Le 8 février, le collectif transpartisan « Accélérons la transition écologique et sociale » a lancé son Forum permanent qui vise à établir un contact régulier entre les parlementaires, les organisations de la société civile et les citoyens de la Convention citoyenne pour le climat. 

Les membres d’Accélérons, engagés pour accélérer la transition écologique, sont ainsi dans une posture d’écoute active afin de faire des propositions constructives et peser dans les débats autour de l’examen du projet de loi Climat et résilience qui débuteront à l’Assemblée Nationale début mars. 

Pour lancer son forum, le collectif Accélérons a ainsi reçu des représentants d’organisation de la société civile dans une logique de décryptage du texte, afin que les organisations livrent aux parlementaires leur analyse du texte et exposent leurs propositions pour l’améliorer. Après des propos introductifs de Valérie Masson-Delmotte, co-présidente du GIEC et membre du HCC sur l’urgence climatique et la nécessaire transformation en profondeur de notre société, plusieurs intervenants ont pris la parole. 

Dans une première partie sur les ambitions du texte, Benoît Leguet, Directeur de l’Institut de l’Économie pour le Climat (I4CE) a exposé les défis pour les politiques publiques afin de soutenir la transition écologique, notamment la nécessité d’augmenter les dépenses publiques et privées favorables au climat et de mettre en oeuvre des politiques publiques soutenant la réorientation des investissements en faveur du climat. Il a notamment mis en lumière certains leviers non mobilisés par le projet de loi, tels que les mesures mobilisant un signal prix sur le Co2 comme l’écocontribution sur billets d’avion. 

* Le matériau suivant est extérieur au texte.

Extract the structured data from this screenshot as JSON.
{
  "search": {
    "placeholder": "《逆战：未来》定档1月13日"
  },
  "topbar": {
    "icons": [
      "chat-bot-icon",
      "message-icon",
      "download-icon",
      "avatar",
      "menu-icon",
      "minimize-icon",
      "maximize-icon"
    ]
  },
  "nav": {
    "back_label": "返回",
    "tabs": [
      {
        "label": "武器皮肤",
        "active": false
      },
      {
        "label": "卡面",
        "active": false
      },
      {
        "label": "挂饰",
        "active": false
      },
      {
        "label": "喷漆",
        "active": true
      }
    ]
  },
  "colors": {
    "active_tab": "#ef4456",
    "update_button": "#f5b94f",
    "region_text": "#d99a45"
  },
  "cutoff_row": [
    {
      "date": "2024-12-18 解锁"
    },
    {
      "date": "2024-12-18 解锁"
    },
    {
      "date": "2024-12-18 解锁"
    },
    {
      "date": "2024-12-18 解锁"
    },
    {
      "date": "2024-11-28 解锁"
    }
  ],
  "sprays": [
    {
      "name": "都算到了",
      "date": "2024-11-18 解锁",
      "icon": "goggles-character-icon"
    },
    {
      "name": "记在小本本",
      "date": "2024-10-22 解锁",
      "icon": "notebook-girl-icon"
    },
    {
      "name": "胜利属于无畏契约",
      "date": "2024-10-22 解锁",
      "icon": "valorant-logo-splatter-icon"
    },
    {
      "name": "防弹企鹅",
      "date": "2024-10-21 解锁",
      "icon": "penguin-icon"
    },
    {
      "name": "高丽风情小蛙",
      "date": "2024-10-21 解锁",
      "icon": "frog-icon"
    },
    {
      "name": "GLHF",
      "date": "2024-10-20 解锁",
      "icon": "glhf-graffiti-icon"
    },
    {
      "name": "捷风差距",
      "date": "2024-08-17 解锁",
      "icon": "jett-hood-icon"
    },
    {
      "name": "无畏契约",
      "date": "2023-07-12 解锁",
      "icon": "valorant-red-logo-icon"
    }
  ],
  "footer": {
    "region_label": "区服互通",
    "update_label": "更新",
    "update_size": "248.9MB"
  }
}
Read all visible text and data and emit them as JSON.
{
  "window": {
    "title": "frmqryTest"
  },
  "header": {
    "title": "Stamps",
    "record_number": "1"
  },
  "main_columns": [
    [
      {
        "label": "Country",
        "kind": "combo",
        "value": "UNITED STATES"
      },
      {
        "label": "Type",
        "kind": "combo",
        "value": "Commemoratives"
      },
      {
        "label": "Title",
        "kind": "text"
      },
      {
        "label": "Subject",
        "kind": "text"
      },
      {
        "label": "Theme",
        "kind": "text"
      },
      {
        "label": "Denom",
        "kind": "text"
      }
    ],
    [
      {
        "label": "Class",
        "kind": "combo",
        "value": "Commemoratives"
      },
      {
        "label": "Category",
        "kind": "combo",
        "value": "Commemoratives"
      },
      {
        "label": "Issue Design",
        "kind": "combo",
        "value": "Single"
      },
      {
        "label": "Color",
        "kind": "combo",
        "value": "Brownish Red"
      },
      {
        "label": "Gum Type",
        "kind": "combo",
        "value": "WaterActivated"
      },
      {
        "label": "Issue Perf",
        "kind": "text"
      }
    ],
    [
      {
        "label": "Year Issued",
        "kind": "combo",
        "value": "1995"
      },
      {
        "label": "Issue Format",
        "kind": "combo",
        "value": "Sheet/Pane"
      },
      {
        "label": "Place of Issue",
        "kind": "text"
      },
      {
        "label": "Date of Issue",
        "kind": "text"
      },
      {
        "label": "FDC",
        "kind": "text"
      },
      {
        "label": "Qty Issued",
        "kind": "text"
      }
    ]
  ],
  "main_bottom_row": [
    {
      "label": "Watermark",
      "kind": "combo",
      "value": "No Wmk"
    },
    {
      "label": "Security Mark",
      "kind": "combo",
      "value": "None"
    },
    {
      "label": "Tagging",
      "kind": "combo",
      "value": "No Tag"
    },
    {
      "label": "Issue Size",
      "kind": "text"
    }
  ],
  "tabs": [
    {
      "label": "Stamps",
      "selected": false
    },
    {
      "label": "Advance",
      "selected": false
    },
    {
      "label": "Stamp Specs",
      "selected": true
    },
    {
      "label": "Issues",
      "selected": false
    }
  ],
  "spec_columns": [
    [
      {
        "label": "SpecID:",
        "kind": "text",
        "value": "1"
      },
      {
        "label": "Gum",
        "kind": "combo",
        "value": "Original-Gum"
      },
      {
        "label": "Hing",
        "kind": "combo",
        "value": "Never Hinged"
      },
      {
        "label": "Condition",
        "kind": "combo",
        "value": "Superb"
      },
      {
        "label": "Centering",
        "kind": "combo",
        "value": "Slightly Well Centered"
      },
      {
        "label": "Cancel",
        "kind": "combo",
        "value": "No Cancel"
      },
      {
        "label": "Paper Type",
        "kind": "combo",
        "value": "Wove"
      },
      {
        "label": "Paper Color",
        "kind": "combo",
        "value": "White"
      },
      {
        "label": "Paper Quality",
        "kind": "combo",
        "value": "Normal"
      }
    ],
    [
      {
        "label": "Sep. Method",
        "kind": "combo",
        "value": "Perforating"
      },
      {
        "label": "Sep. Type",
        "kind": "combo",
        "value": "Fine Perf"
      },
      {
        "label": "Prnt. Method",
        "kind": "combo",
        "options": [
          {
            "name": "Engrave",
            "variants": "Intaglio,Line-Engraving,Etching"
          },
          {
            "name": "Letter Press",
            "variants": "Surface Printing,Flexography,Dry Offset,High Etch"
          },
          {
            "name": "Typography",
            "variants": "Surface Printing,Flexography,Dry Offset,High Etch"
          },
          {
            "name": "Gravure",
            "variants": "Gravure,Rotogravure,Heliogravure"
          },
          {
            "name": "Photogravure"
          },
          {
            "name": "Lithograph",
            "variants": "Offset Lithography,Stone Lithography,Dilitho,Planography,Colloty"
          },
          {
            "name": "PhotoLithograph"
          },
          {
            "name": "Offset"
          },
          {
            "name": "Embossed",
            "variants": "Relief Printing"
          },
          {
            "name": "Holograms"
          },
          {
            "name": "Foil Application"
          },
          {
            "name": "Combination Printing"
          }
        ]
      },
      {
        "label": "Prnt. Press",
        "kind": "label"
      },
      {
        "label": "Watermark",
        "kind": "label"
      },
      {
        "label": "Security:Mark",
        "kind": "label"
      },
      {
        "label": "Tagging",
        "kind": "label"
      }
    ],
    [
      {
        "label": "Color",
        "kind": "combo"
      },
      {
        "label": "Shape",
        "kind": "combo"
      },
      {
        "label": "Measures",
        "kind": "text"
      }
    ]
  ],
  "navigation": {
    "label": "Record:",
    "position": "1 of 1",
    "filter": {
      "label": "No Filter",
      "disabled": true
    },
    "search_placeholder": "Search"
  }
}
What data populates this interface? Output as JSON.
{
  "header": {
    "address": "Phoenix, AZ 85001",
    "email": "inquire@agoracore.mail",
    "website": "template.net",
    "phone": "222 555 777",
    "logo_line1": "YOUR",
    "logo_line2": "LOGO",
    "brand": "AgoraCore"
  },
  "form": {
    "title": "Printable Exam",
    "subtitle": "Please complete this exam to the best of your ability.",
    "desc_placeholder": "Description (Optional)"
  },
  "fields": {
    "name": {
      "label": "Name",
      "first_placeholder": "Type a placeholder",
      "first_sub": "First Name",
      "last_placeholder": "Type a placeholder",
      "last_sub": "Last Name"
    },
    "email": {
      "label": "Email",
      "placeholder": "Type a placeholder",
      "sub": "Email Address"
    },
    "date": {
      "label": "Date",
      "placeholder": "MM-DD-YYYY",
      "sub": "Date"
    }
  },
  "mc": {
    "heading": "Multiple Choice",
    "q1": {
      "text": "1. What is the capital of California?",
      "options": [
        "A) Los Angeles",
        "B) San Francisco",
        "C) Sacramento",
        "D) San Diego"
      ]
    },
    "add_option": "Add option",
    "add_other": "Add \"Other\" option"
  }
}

Ensuite, Anne Bringault, coordinatrice au Réseau Action Climat a souligné que si le projet de loi allait dans le bon sens, les mesures n’étaient à ce stade pas suffisantes pour atteindre les objectifs français et européens en matière de réduction des émissions de gaz à effet de serre. Elle a exposé les différentes priorités définies par le RAC: interdire la vente de véhicules les plus polluants dès 2025 ; taxer les engrais chimiques ; mettre en oeuvre une obligation de rénovation énergétique complète et performante des logements à partir de 2024 pour les propriétaires occupants ou encore interdire la publicité pour les véhicules polluants. 

Enfin, Caroline Neyron, Déléguée générale du mouvement Impact France, a présenté les résultats d’un sondage menées auprès d’entreprises engagées au sein du réseau Impact France, montrant qu’elles soutiennent globalement massivement la dynamique du projet de loi, tout en souhaitant que cette dynamique aille plus loin sur certains sujets comme la régulation de la publicité ou encore le recours aux pesticides. Les propositions d’amélioration incluent notamment la création d’un index impact écologique et social sur le modèle de l’index de l’égalité professionnelle ou encore l’intégration de critère d’impact écologique et social dans l’attribution des marchés publics.

Dans une dernière partie sur l’impact en termes de justice sociale du projet de loi, Manuel Domergue, Directeur des études à la Fondation Abbé Pierre, a rappelé les ambitions de la Fondation et de la Convention en matière de lutte contre la précarité énergétique. La Fondation Abbé Pierre préconise notamment un reste à charge zéro pour les ménages précaires qui s’engagent dans des rénovations globales, une factorisation des rénovations globales au lieu des rénovations geste par geste et un accompagnement du début à la fin des procédures pour les ménages modestes pour les rénovations globales. Si le projet de loi et la mise en oeuvre récente de « Ma Prime Rénov » permet un premier pas, la Fondation Abbé Pierre appelle de ses voeux un engagement plus conséquent en faveur des ménages précaires sur les sujets liés à la rénovation énergétique.